Proposal
Pacific Rim Application and Grid Middleware Assembly:
A proposal
to initiate a sustainable collaboration
In
the 21st century advances in science and engineering
(S&E) will, to a large measure, determine economic growth,
quality of life, and the health of our planet. The conduct of
science, intrinsically global, has become increasingly important
to addressing critical global issues. At the same time, awareness
of the importance of investing in S&E has grown throughout
the world. Our ability, as a Nation, to work effectively within
the international framework is highly dependent on the contributions
of S&E both to policy deliberations and to problem solving.
Our participation in international S&E collaborations and
partnerships is increasingly important as a means of keeping
abreast of important new insights and discoveries in science
and engineering. (Toward a More Effective NSF Role in International
Science and Engineering, National Science Board Interim Report,
NSB-00-217).
Science: An Intrinsically
Global Activity
Over
the last decade we have seen an increase in international efforts
to address global problems as well as the increasing impact of information
technology on the conduct of science. Three examples of international
efforts include the Global Biodiversity Information Facility (http://www.gbif.org)
(see Edwards et al) to make biodiversity data freely available,
the International Geosphere-Biosphere Programme (http://www.igbp.kva.se/cgi-bin/php/frameset.php)
whose mission is to deliver scientific knowledge to help human societies
develop in harmony with Earths environment, the Global Terrestrial
Observing system (http://www.fao.org/gtos)
whose mission is to provide the scientific and policy making community
with access to the data necessary to manage the change in the capacity
of terrestrial ecosystems to support sustainable development. Other
inter-related national efforts include the national virtual observatories
(in the United States at http://www.srl.caltech.edu/nvo/,
and at http://www.research-councils.ac.uk/escience/
in the United Kingdom) and the high-energy physics community (see
http://www.eu-datagrid.org/
for the European Data Grid effort, and http://www.griphyn.org
for a United States based effort). These later efforts illustrate
most clearly how the interrelationship between science and technology
is enhancing both. It also illustrates how new types of international
collaborations are being formed, by tackling large problems that
require resources from around the globe. These examples are directly
tied to the development to the Grid.
The Grid: Transforming
Computing and Collaborating
"Grid
is a new Information Technology (IT) concept of "super Internet"

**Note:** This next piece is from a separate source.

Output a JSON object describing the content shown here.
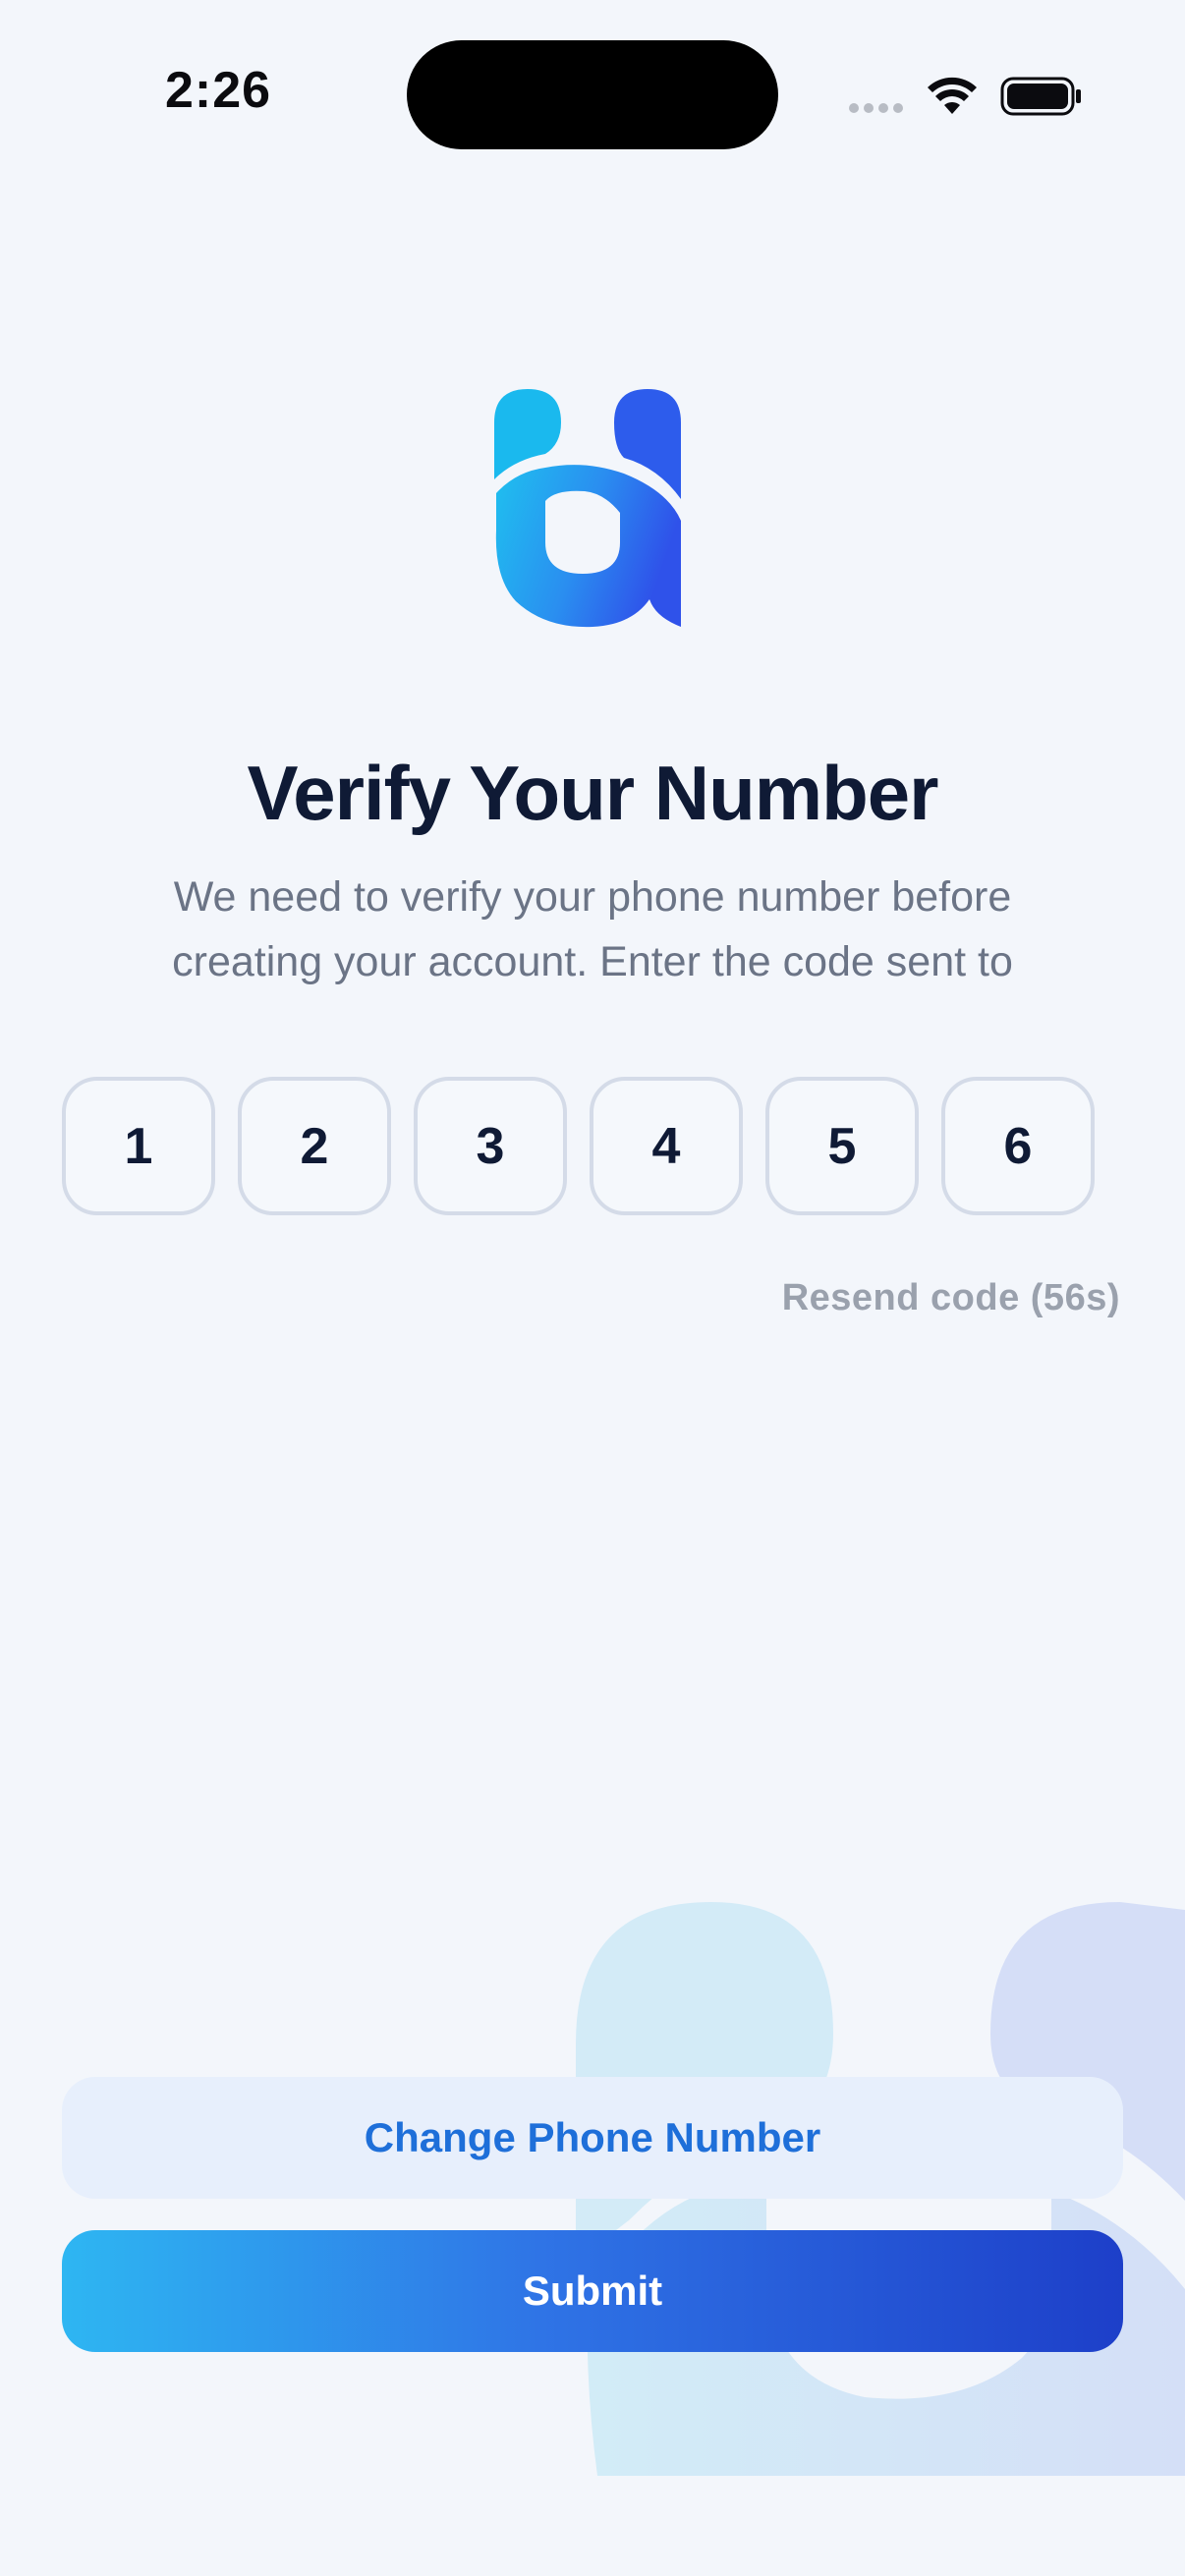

for high-performance computing: worldwide collections of high-end
resources such as supercomputers, storage, advanced instruments
and immersive environments. These resources and their users are
often separated by great distances and connected by high-speed networks.

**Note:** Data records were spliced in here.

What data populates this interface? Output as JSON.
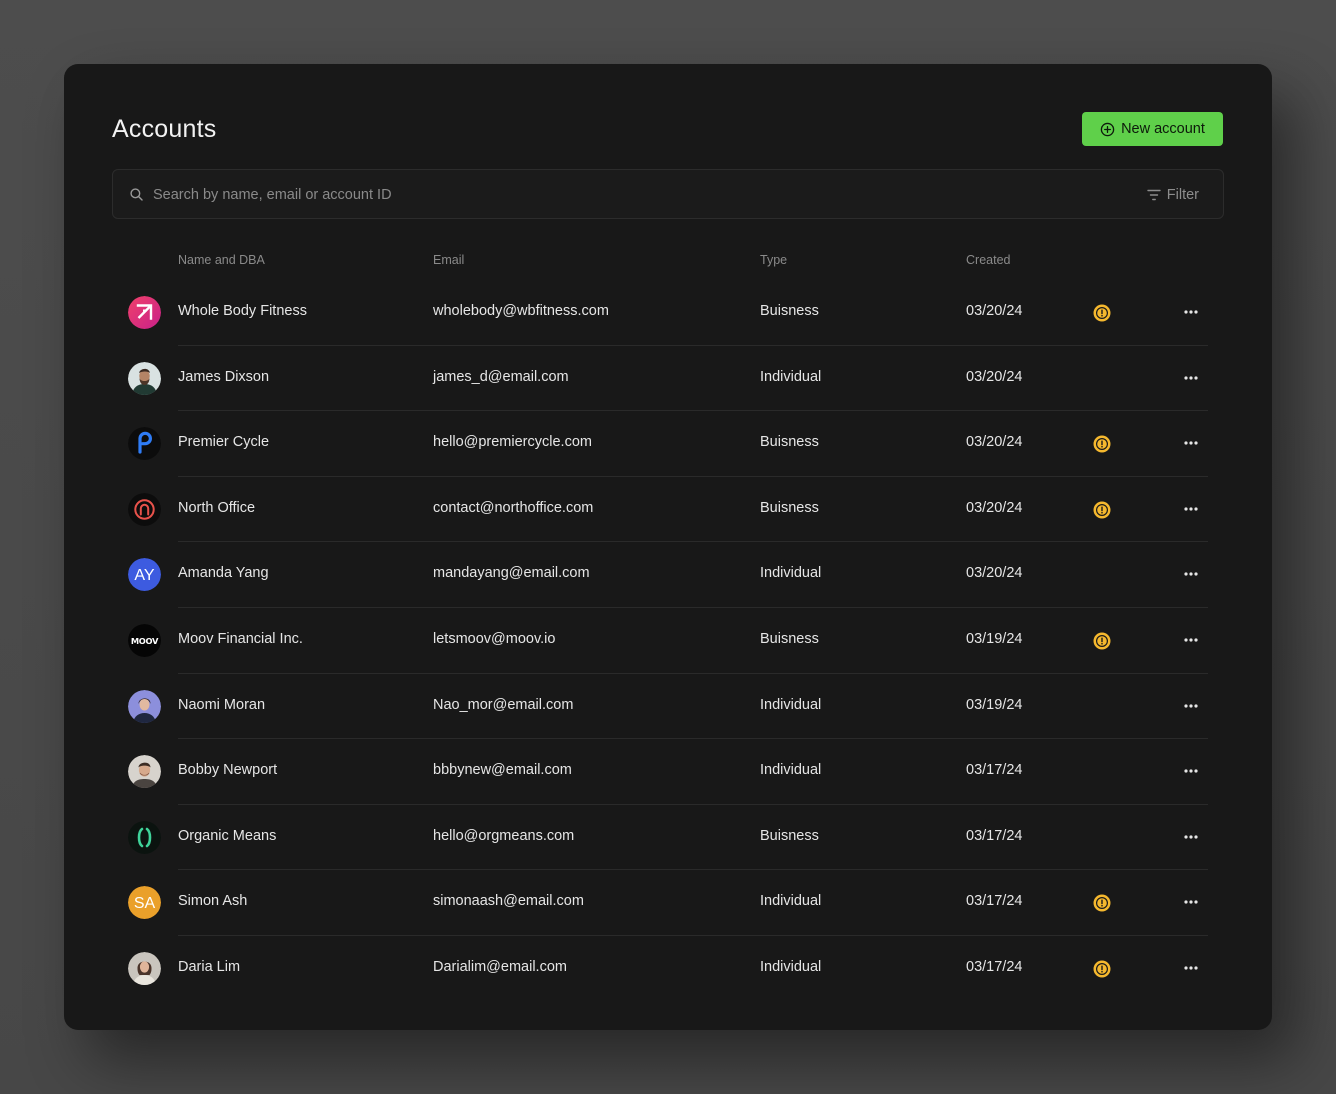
{
  "page": {
    "title": "Accounts"
  },
  "toolbar": {
    "new_account_label": "New account"
  },
  "search": {
    "placeholder": "Search by name, email or account ID",
    "filter_label": "Filter"
  },
  "table": {
    "columns": {
      "name": "Name and DBA",
      "email": "Email",
      "type": "Type",
      "created": "Created"
    },
    "rows": [
      {
        "name": "Whole Body Fitness",
        "email": "wholebody@wbfitness.com",
        "type": "Buisness",
        "created": "03/20/24",
        "warning": true,
        "avatar": "whole-body-fitness-logo"
      },
      {
        "name": "James Dixson",
        "email": "james_d@email.com",
        "type": "Individual",
        "created": "03/20/24",
        "warning": false,
        "avatar": "james-dixson-photo"
      },
      {
        "name": "Premier Cycle",
        "email": "hello@premiercycle.com",
        "type": "Buisness",
        "created": "03/20/24",
        "warning": true,
        "avatar": "premier-cycle-logo"
      },
      {
        "name": "North Office",
        "email": "contact@northoffice.com",
        "type": "Buisness",
        "created": "03/20/24",
        "warning": true,
        "avatar": "north-office-logo"
      },
      {
        "name": "Amanda Yang",
        "email": "mandayang@email.com",
        "type": "Individual",
        "created": "03/20/24",
        "warning": false,
        "avatar": "initials",
        "initials": "AY"
      },
      {
        "name": "Moov Financial Inc.",
        "email": "letsmoov@moov.io",
        "type": "Buisness",
        "created": "03/19/24",
        "warning": true,
        "avatar": "moov-logo",
        "logo_text": "MOOV"
      },
      {
        "name": "Naomi Moran",
        "email": "Nao_mor@email.com",
        "type": "Individual",
        "created": "03/19/24",
        "warning": false,
        "avatar": "naomi-moran-photo"
      },
      {
        "name": "Bobby Newport",
        "email": "bbbynew@email.com",
        "type": "Individual",
        "created": "03/17/24",
        "warning": false,
        "avatar": "bobby-newport-photo"
      },
      {
        "name": "Organic Means",
        "email": "hello@orgmeans.com",
        "type": "Buisness",
        "created": "03/17/24",
        "warning": false,
        "avatar": "organic-means-logo"
      },
      {
        "name": "Simon Ash",
        "email": "simonaash@email.com",
        "type": "Individual",
        "created": "03/17/24",
        "warning": true,
        "avatar": "initials",
        "initials": "SA"
      },
      {
        "name": "Daria Lim",
        "email": "Darialim@email.com",
        "type": "Individual",
        "created": "03/17/24",
        "warning": true,
        "avatar": "daria-lim-photo"
      }
    ]
  },
  "colors": {
    "accent": "#5fd04a",
    "card_background": "#181818",
    "warning": "#f5b82e",
    "amanda_avatar": "#3d5be0",
    "simon_avatar": "#eaa02a"
  },
  "icons": {
    "new_account": "plus-circle-icon",
    "search": "search-icon",
    "filter": "filter-icon",
    "warning": "warning-icon",
    "more": "more-horizontal-icon"
  }
}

The Grid is expected to bring together geographically and organisationally
dispersed computational resources, such as CPUs, storage systems,
communication systems, real-time data sources and instruments, human
collaborators." (from http://www.aei.mpg.de/~manuela/GridWeb/info/grid.html,
also Foster and Kesselman).
Many
experts believe that the " Grids will Transform Computing"

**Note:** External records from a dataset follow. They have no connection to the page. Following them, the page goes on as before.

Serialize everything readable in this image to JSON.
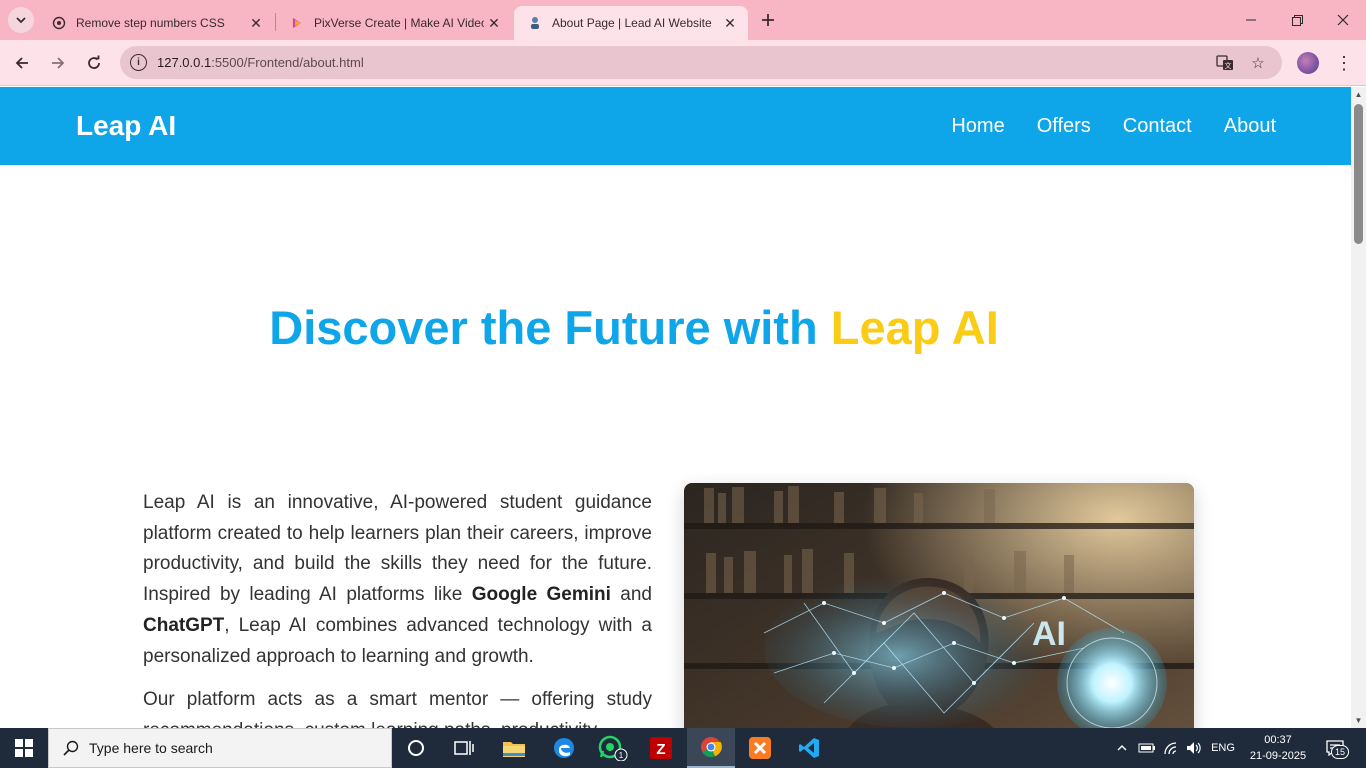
{
  "browser": {
    "tabs": [
      {
        "title": "Remove step numbers CSS",
        "icon": "chatgpt-icon",
        "active": false
      },
      {
        "title": "PixVerse Create | Make AI Video",
        "icon": "pixverse-icon",
        "active": false
      },
      {
        "title": "About Page | Lead AI Website",
        "icon": "site-icon",
        "active": true
      }
    ],
    "address": {
      "host": "127.0.0.1",
      "path": ":5500/Frontend/about.html"
    }
  },
  "site": {
    "brand": "Leap AI",
    "nav": [
      "Home",
      "Offers",
      "Contact",
      "About"
    ],
    "hero": {
      "part1": "Discover the Future with ",
      "part2": "Leap AI"
    },
    "about": {
      "p1_a": "Leap AI is an innovative, AI-powered student guidance platform created to help learners plan their careers, improve productivity, and build the skills they need for the future. Inspired by leading AI platforms like ",
      "p1_b1": "Google Gemini",
      "p1_c": " and ",
      "p1_b2": "ChatGPT",
      "p1_d": ", Leap AI combines advanced technology with a personalized approach to learning and growth.",
      "p2": "Our platform acts as a smart mentor — offering study recommendations, custom learning paths, productivity"
    },
    "image_label": "AI"
  },
  "taskbar": {
    "search_placeholder": "Type here to search",
    "language": "ENG",
    "time": "00:37",
    "date": "21-09-2025",
    "whatsapp_badge": "1",
    "notifications": "15"
  },
  "colors": {
    "nav_bg": "#0ea5e9",
    "accent_blue": "#0ea5e9",
    "accent_yellow": "#facc15",
    "tab_strip": "#f8b5c4"
  }
}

(see Irving Wladawsky-Berger, IBM Server Group Vice President of
Technology and Strategy, http://www.ibm.com/servers/events/grid.html).
Dr Wladowsky-Berger notes:
"Each
stage of the Internets evolution has been cumulative.
Where the Internet today is a vast repository of content that
enabled e-business, the next major stage will leverage Grid
computing turning the Internet itself into a computing
platform. Think back to 1994-1995. The Web was on the horizon
and clients were looking for focused projects to get their feet
wet. This is the same type of opportunity."
"Grid
computing is in some ways like the World Wide Web. The Web provides
access to a world of content over the Internet through open
standards that let the casual user connect without having to
know where the resource is located.
Just as the user
looks at the Internet and sees content via the World Wide Web,
the user looking at a Grid sees essentially one, large virtual
computer built on open protocols with everything shared
applications, data, processing power, storage, etc. All through
the Internet."
In response
to the needs of scientists as well as heeding the advice of individuals
like Dr. Wladowsky-Berger, the scientific community, as well as
nations, have begun to establish standards groups and to make national
investments. "The Global Grid Forum (GGF, http://www.globalgridforum.org)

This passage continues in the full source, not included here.